Optimism is hard to manage sometimes. I always take risks with optimism that they will improve my future, and for the last six years, they have not panned out. I can’t be specific with the particulars, but let’s say I have put myself forward for a lot of opportunities only to not be chosen.
I’m working on not feeling sorry for myself and seeing this latest failure as room for other opportunities. The people around me with more faith in God would say that God is waiting for the right moment to open up new opportunities. I don’t think God is that hands-on, given how many people in the world there are. I don’t think God reserves this for His (and I deliberately use “his” here) True Believers. And I don’t think a God would hold me back from some of the most excellent opportunities I did not succeed in. So I have to believe that if there are new opportunities that will actually become fruitful, I have not seen them yet. I have to believe in “yet”.

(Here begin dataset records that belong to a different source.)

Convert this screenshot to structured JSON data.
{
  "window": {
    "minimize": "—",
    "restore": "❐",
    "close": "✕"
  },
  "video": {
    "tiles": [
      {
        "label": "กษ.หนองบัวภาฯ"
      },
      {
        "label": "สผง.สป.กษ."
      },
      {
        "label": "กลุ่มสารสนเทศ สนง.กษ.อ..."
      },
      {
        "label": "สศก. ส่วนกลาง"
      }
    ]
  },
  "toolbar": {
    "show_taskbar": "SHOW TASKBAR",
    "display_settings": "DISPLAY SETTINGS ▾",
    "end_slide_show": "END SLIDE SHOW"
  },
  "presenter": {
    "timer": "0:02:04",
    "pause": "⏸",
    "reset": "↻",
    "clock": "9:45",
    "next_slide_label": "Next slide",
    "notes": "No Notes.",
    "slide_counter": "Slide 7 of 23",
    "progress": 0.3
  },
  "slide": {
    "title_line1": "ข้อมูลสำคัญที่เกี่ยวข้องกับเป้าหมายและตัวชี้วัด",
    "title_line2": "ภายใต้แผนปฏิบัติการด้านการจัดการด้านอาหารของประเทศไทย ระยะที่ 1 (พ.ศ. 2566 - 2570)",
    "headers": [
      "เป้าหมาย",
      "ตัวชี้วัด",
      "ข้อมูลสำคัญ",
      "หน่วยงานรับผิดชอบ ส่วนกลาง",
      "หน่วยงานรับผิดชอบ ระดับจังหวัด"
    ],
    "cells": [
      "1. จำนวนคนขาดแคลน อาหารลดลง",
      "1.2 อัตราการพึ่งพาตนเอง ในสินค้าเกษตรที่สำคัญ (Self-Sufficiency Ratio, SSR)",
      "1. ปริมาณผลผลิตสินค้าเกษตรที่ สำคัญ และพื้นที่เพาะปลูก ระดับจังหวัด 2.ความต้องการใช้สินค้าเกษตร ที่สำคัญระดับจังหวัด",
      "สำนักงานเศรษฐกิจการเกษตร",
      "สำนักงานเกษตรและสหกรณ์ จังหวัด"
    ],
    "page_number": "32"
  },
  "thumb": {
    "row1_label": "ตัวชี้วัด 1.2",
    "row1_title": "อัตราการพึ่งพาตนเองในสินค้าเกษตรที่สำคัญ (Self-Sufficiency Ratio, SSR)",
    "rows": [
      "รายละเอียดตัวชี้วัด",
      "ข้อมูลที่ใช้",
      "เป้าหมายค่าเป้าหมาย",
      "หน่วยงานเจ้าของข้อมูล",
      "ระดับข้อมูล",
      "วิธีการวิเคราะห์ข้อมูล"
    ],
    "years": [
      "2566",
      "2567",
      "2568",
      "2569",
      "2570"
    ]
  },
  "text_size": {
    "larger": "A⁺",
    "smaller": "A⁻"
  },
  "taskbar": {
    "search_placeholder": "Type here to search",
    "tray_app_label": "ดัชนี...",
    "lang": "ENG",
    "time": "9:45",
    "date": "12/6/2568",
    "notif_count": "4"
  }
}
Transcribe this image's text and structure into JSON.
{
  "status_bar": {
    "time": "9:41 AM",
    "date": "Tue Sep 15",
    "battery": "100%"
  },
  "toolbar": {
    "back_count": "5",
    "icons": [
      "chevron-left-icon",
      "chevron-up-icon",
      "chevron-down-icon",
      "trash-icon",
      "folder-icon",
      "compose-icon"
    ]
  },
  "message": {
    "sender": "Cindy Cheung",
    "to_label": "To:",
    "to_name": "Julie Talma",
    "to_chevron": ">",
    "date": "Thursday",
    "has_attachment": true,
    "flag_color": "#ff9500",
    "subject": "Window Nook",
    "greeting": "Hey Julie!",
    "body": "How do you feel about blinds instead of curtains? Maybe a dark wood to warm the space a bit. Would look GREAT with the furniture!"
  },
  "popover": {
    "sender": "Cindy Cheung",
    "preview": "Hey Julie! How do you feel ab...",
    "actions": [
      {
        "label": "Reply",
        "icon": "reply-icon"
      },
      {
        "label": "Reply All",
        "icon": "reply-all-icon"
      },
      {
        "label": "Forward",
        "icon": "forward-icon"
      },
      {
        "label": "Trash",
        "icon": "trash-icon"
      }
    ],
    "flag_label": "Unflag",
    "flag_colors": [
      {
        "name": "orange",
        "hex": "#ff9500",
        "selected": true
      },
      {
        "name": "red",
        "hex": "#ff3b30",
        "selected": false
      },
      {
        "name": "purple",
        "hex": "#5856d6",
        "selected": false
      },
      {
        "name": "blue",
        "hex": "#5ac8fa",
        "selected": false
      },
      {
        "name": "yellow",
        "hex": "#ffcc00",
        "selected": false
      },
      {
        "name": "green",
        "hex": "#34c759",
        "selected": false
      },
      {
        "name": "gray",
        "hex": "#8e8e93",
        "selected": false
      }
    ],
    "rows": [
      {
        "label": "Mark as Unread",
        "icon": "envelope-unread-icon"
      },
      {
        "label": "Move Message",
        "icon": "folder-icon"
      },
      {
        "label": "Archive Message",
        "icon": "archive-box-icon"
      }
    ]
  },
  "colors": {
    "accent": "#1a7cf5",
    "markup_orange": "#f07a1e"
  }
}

Or maybe I am taking the wrong opportunities. I have been trying the last six (at least) years to re-invent myself. Ever since I was diagnosed with bipolar disorder and put on medication, I have changed as a person — no elation, no depression, no excitement unless I have a compelling goal, less enthusiastic, more introverted, less charming. I have felt too rooted and unfulfilled in my life, especially 5 years from retirement, and at the same time not manic enough to chuck everything away and move to Thailand.
If I don’t try, I will never get where I want. But I hate trying for something when so much of it is out of my control. And reinventing myself requires the outside world. All I can do, though, is be optimistic. God, if you’re listening, point me toward the right opportunity.